Esta semana comentei entre outros, sem perder a noção que:
“The tools we use for social media have empowered us to be steady-flow commentators.”
“So the question becomes: if we’ve built all these tools, these comment buttons, these like buttons, these “share and add notes” buttons, how is this impacting our interactions and our communication? Now that we’ve gone from not having a voice to having tools to give our opinion about everything, how does this change us? How does it impact how we interact with people? What does it mean to the larger ecosystem?”
Um bom exemplo:
Jorge Barba (Game-Changer)
Adaptability is the best skill you can have. Basketball is a game of rhythm, you set the pace at which you want to play and force the other team to adapt. If your familiar with basketball drills, in basketball practice we have what’s called rolling waves where the goal is to score the most times to stay on the court, the challenge is to play teams that constantly change players so you never face the same team twice. The game is continuous and doesn’t stop until your team loses and then the winner keeps playing.
|josebaldaia 1 day ago|
Thank you for this post.
I will be, with one of my suns, at a conference about Intergenerational Talent, which conducts me to the idea of adaptability.
My experience as a consultant -Organizational behavior- will be, face to face, with his expectations as Management Student.
Experience (55 years old)-Expectations (21 years old).
In this game your words (“there is no normal, only continuous change.”) are gold.
Face a uma questão pertinente:
Stephen Shapiro (Blogging Innovation)
…”Next time you are designing a process, a product, or a service, ask yourself, “What can I remove?” For most consumers, simplicity is more important than comprehensiveness (and complexity).
The concept of ‘taking away’ is also a great time management technique. In addition to your to do list, be sure to create a ‘don’t do’ list. Become masterful at killing products, eliminating non-value adding tasks, and removing old/pointless habits.”…
José Baldaia said…
The concept of “perfection” is always accompanied by the concept of “useful “.
Not all of the products or services that are presented as innovative, often resulting from incremental innovation, correspond to our needs. So we are “forced” to seek, on the perspective of profitability, a way to implement the matter which is provided.
In this case, is the concept of “useful” that is not accompanied by that of “perfection”.
When the engine of the creation of needs is the evolution, innovation brings the made-to-measure suit. We know where we want to go and use what we are looking for. If it brings a shirt or a cravat, those are small products that don`t brings ”inadequation”.
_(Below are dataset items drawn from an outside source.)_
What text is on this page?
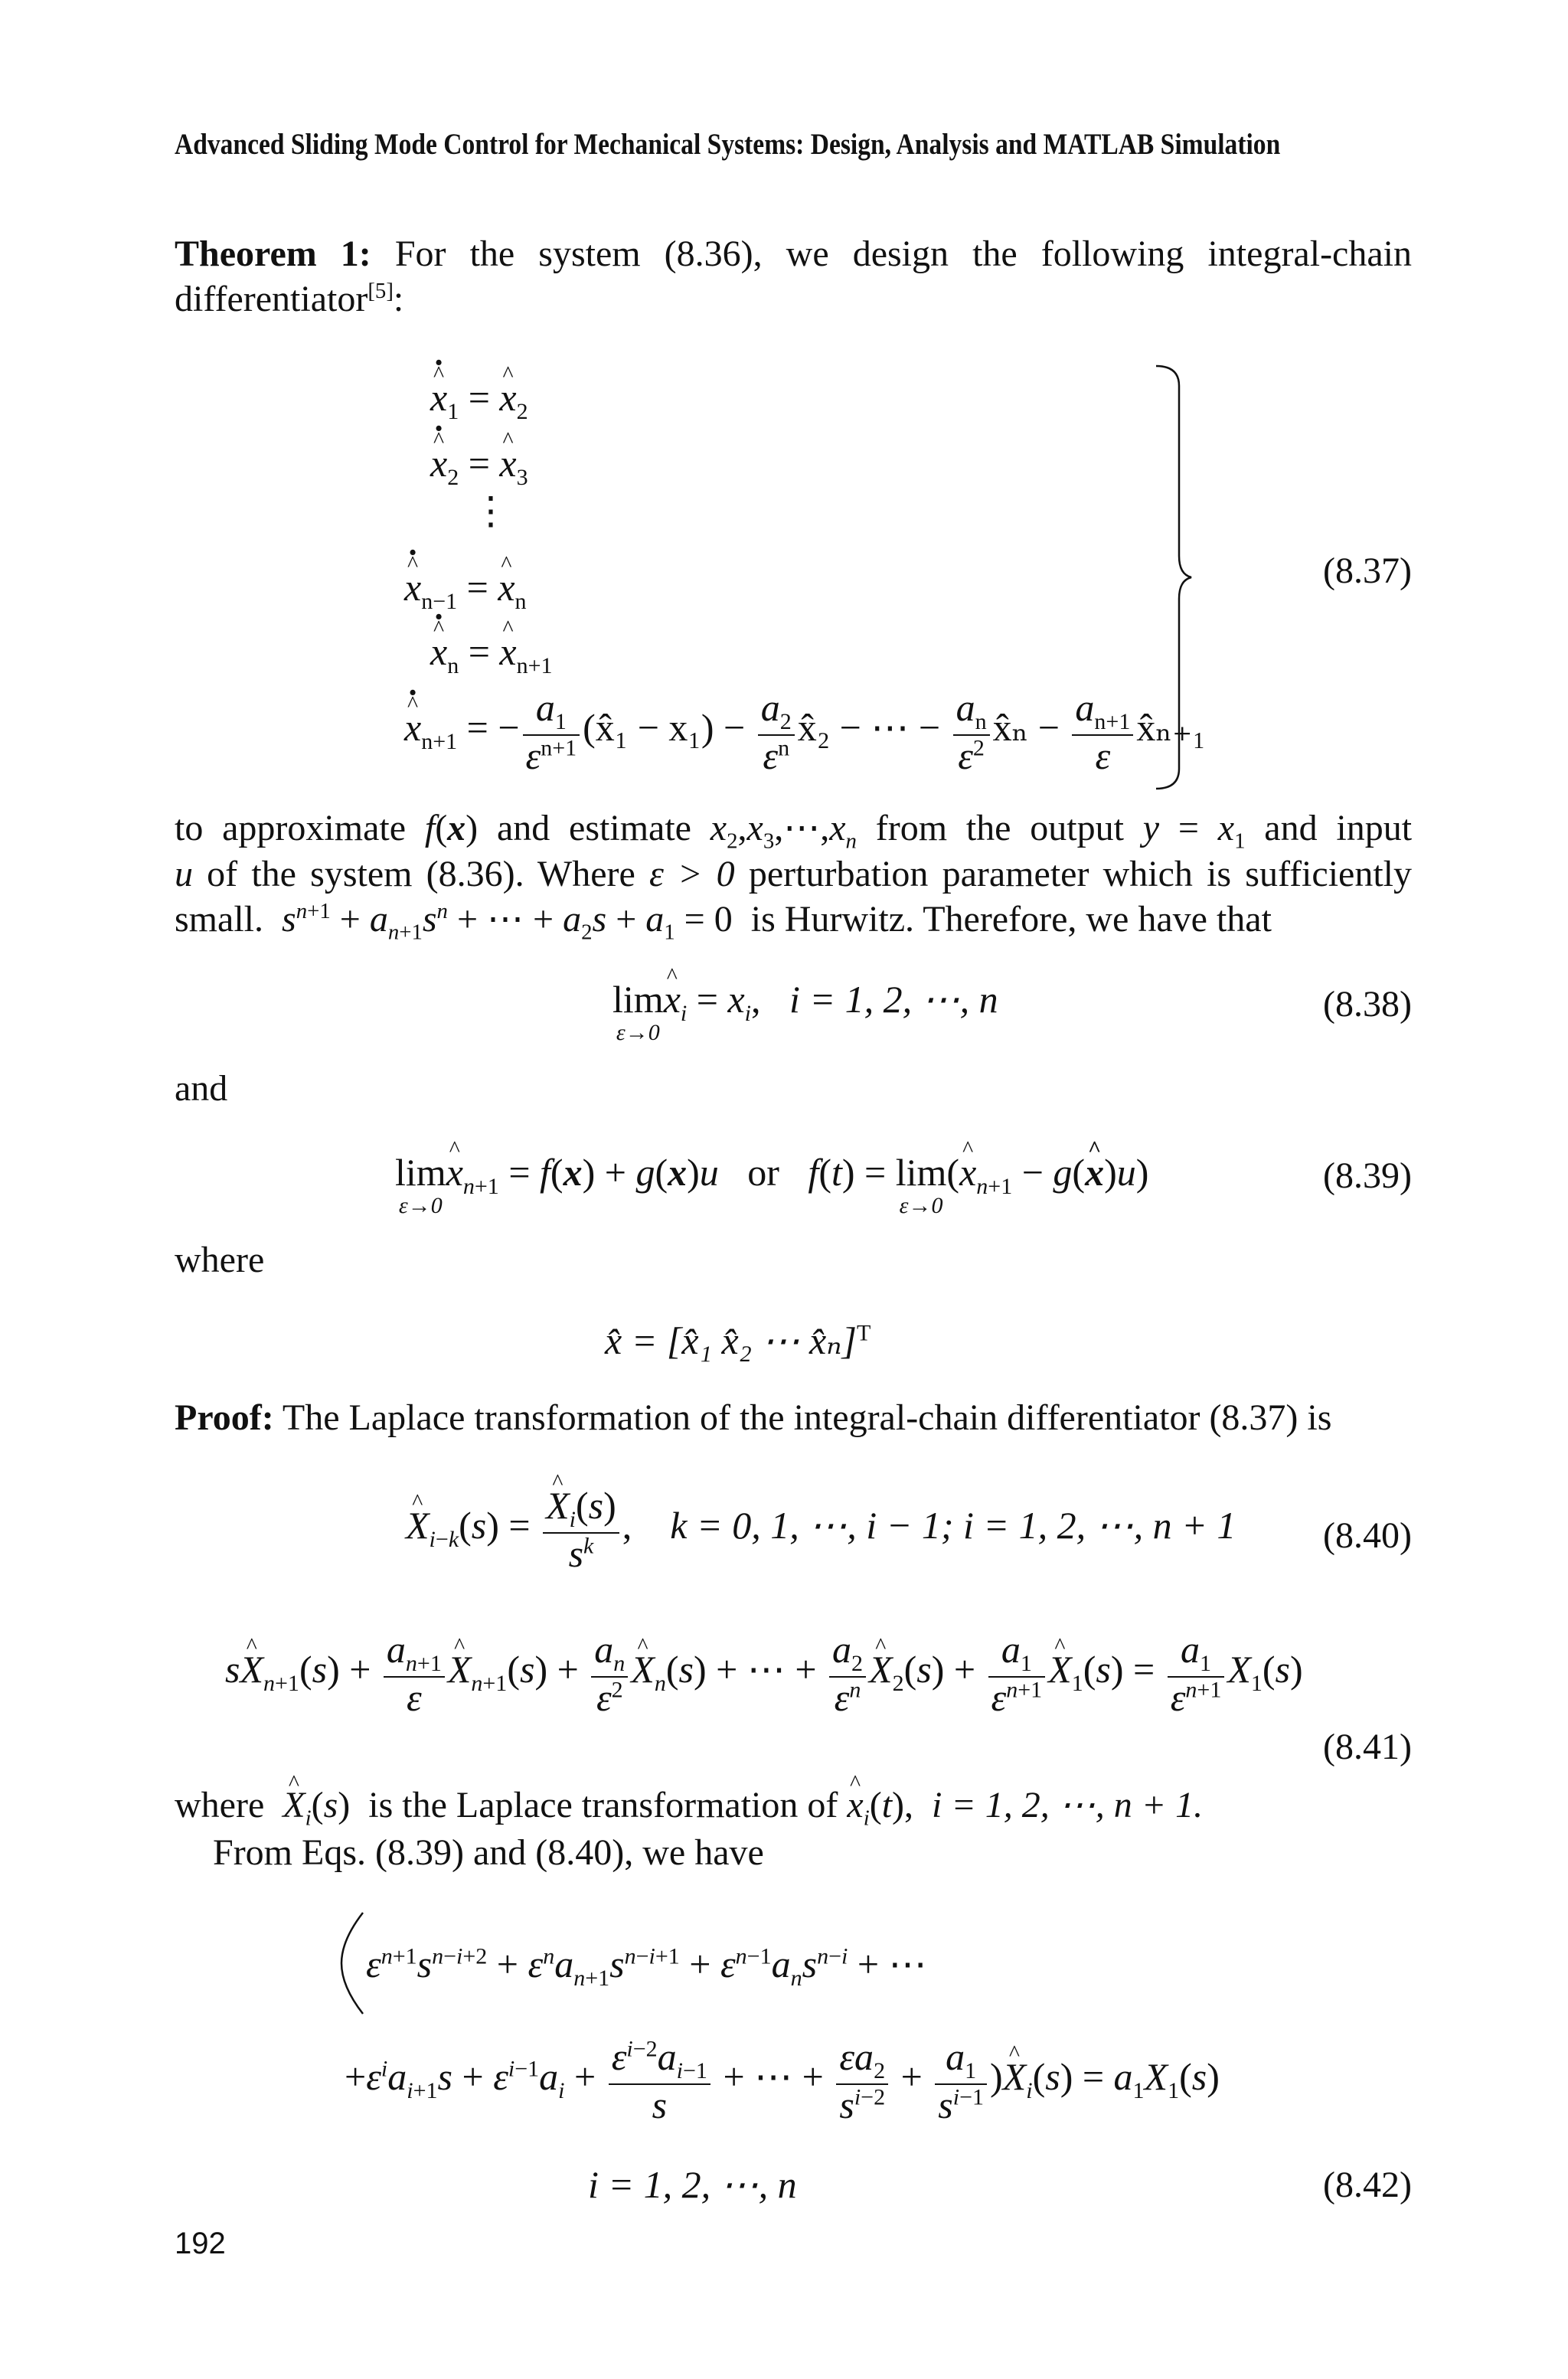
Advanced Sliding Mode Control for Mechanical Systems: Design, Analysis and MATLAB Simulation
Theorem 1: For the system (8.36), we design the following integral-chain
differentiator[5]:
^ $x \cdot_1$ = ^ $x_2$
^ $x \cdot_2$ = ^ $x_3$
⋮
^ $x \cdot_{n-1}$ = ^ $x_n$
^ $x \cdot_n$ = ^ $x_{n+1}$
^ $x \cdot_{n+1}$ = − $\frac{a_1}{\varepsilon^{n+1}}$ (x̂₁ − $x_1) - \frac{a_2}{\varepsilon^n}$ x̂₂ − ⋯ − $\frac{a_n}{\varepsilon^2}$ x̂ₙ − $\frac{a_{n+1}}{\varepsilon}$ x̂ₙ₊₁
(8.37)
to approximate f(x) and estimate $x_2,x_3,\cdots,x_n$ from the output $y = x_1$ and input
u of the system (8.36). Where ε > 0 perturbation parameter which is sufficiently
small. $s^{n+1} + a_{n+1}s^n$ + ⋯ + $a_2s + a_1 = 0$  is Hurwitz. Therefore, we have that
lim
ε→0
^ $x_i = x_i$,   i = 1, 2, ⋯, n	(8.38)
and
lim
ε→0
^ $x_{n+1} = f(x) + g(x)u$ or f(t) = lim
ε→0
(^ $x_{n+1}$ − g(^ x)u)	(8.39)
where
x̂ = [x̂₁ x̂₂ ⋯ x̂ₙ]$^T$
Proof: The Laplace transformation of the integral-chain differentiator (8.37) is
^ $X_{i-k}(s)$ = ^ $\frac{X_i(s)}{s^k}$ ,    k = 0, 1, ⋯, i − 1; i = 1, 2, ⋯, n + 1 (8.40)
s^ $X_{n+1}(s) + \frac{a_{n+1}}{\varepsilon}$ ^ $X_{n+1}(s) + \frac{a_n}{\varepsilon^2}$ ^ $X_n(s)$ + ⋯ + $\frac{a_2}{\varepsilon^n}$ ^ $X_2(s) + \frac{a_1}{\varepsilon^{n+1}}$ ^ $X_1(s) = \frac{a_1}{\varepsilon^{n+1}} X_1(s)$
(8.41)
where ^ $X_i(s)$  is the Laplace transformation of ^ $x_i(t)$,  i = 1, 2, ⋯, n + 1.
From Eqs. (8.39) and (8.40), we have
$\varepsilon^{n+1}s^{n-i+2} + \varepsilon^na_{n+1}s^{n-i+1} + \varepsilon^{n-1}a_ns^{n-i}$ + ⋯
$+\varepsilon^ia_{i+1}s + \varepsilon^{i-1}a_i + \frac{\varepsilon^{i-2}a_{i-1}}{s}$ + ⋯ + $\frac{\varepsilon a_2}{s^{i-2}} + \frac{a_1}{s^{i-1}}$ )^ $X_i(s) = a_1X_1(s)$
i = 1, 2, ⋯, n	(8.42)
192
Otherwise, we work in inappropriate environments and we wasted energy and time, as is the case with “Vista” or worse, as was the case in “2000”.
I must say: There are many products on the market that need a haircut!
Sem perder a esperança!
The Fun Factor
…“E se começassemos a aplicar o ‘Fun Factor’ ao nosso trabalho diário de inovação? Isto poderia trazer-nos melhores resultados?
Poderia o ‘Fun Factor’ transformar-se em mais do que truque? : -)”
- jabaldaia on 11 11UTC 2009
Eu penso que já é mais que um truque como os apresentados pelo “The FunTheory.com”.
É acima de tudo, em “tempos de crise” uma ferramenta ponderosa para desenvolver criatividade e agilizar processos.
Deixo aqui uma transcrição que me pareceu interessante para este tema:
“Like a joke, innovations have four basic elements. An introduction relates the innovation to the competencies a company and its customers have. This defines also of what opportunities there are to meet the customer competencies to, e.g. is the setting in B2B or B2C markets. Key actors are the technologies or application features that make clear sense to the expected customers. The customers are the ones with competencies to operate in the introduced settings, not a specific segment or user group. In fact, the introduction and key actors define the emotional attachment that should be tested to gain a deeper understanding who the customers might be. The next step is a narrative that defines how innovation is explained to the customers, e.g. the marketing message, user interface or service interaction style. The narrative needs to be clear and easy to understand, but it will not be sufficient if there is no prior emotional attachment. Finally, the innovation needs a punch line that differentiates it from the competition. Like in jokes, the punch line is a surprising twist in the narrative within the premises set in the emotional attachment. It also defines the category of the innovation. Some alternative innovation punch lines are novelty, cost efficiency, natural extension and vertical opportunity.”